A man was there by the name of Zacchaeus; he was a chief tax collector and was wealthy. He wanted to see who Jesus was, but because he was short he could not see over the crowd. So he ran ahead and climbed a sycamore-fig tree to see him, since Jesus was coming that way.
When Jesus reached the spot, he looked up and said to him, “Zacchaeus, come down immediately. I must stay at your house today.” So he came down at once and welcomed him gladly.
All the people saw this and began to mutter, “He has gone to be the guest of a sinner.”
But Zacchaeus stood up and said to the Lord, “Look, Lord! Here and now I give half of my possessions to the poor, and if I have cheated anybody out of anything, I will pay back four times the amount.”
Jesus said to him, “Today salvation has come to this house, because this man, too, is a son of Abraham. For the Son of Man came to seek and to save the lost.
Mission fields come in all shapes and sizes. Some are far away; others are our own backyards. Some involve those who have obvious needs; others involve those whose needs are hidden. Yet, Christ calls us to reach out to all people in his name.
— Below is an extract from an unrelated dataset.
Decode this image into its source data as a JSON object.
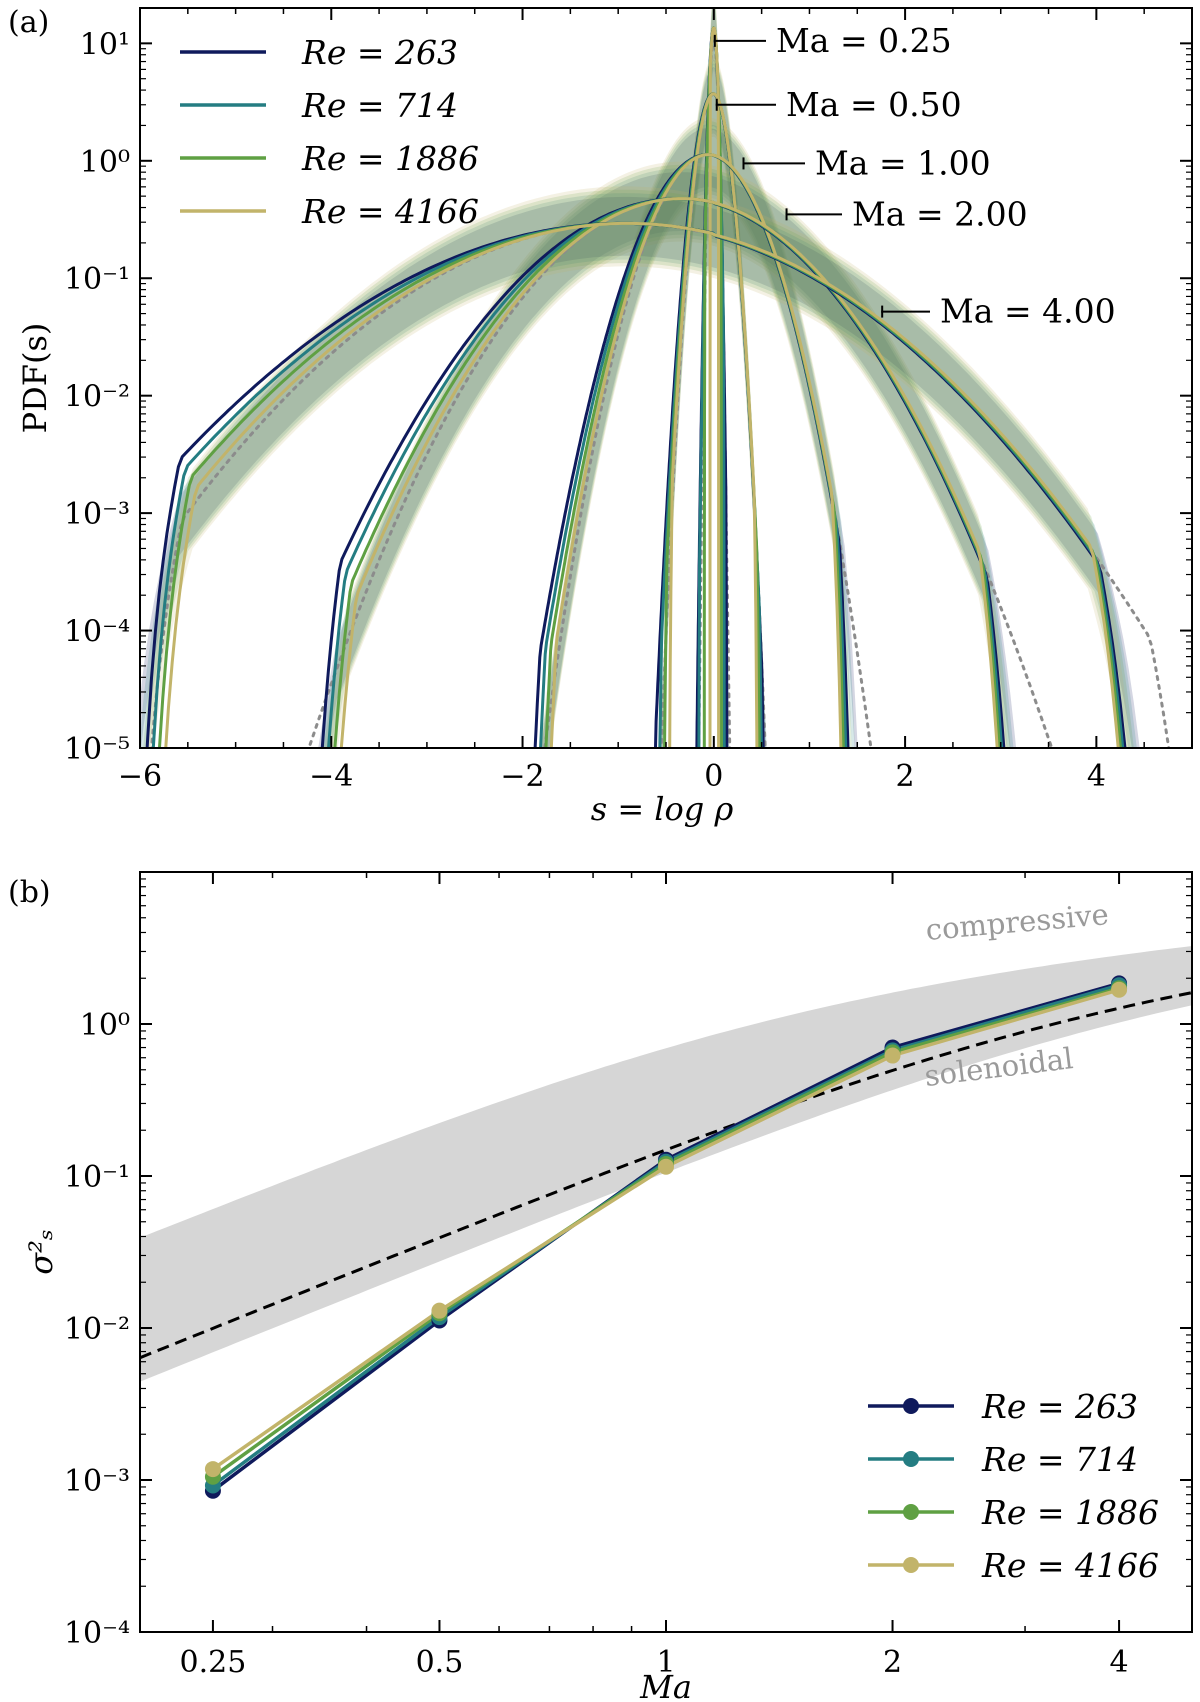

Alana Walker Carpenter of Yorkminster Park Baptist Church, Toronto, has a unique calling—a ministry to the often-affluent business leaders on Bay Street, Toronto, and beyond. For some of us, this presents a challenge because it’s easy to look at the exterior of the affluent: the expensive suit, the fancy car, the big house. It’s easy to look at those things and imagine, “If only I had those things, I would be happy.” But even the Beatles knew that you can’t buy love… and you can’t fill your soul up with stuff. The well-dressed lawyer may be struggling with the end of a marriage. The banker may wrestle with addiction just as much as the homeless person he passes on the street. All of them are made in the image of God.
That’s where Intriciti comes in. Through Intriciti, Alana is living out her dedication to encouraging Christians in the business community to live out their faith where they are—to be fully followers of Jesus whether they are in their churches or corner offices. Over the decades, many churches have seen a steady decline in the numbers of people coming through their doors. Offices have not. People stream through their doors faithfully not just once a week, but every morning, eyes glued to smart phones, calendars bursting with meetings and deadlines. Missionaries in the workplace have no shortage of people to care for.
“People want to be known for who they are, not what they have,” says Alana. There is a longing in all of us to be connected with God. “There is poverty of spirit and poverty of possession.”
For her, reaching out to those whose marriages are falling apart, whose health is failing or even who are dealing with the death of loved ones is a privilege. And providing a safe space for the business community to come, to pray and to take steps to bring themselves and others closer to God is imperative.
“People have losses here too. Dreams, relationships, jobs… Grief is a journey,” says Alana.
Looking out her office window are the glass towers of downtown Toronto, a collection of offices and condominiums. Alana’s hope is that by building connections between people who live and work in those spaces, she can develop a vibrant community of faith where many least expect it. It is letting the light of Christ into many of the places that it rarely gets to shine. It is encouraging people of influence to walk more firmly in their faith, to partner with each other and with other people and organizations that need their skills and ultimately, to welcome more people who desperately need the love of Jesus into his kingdom.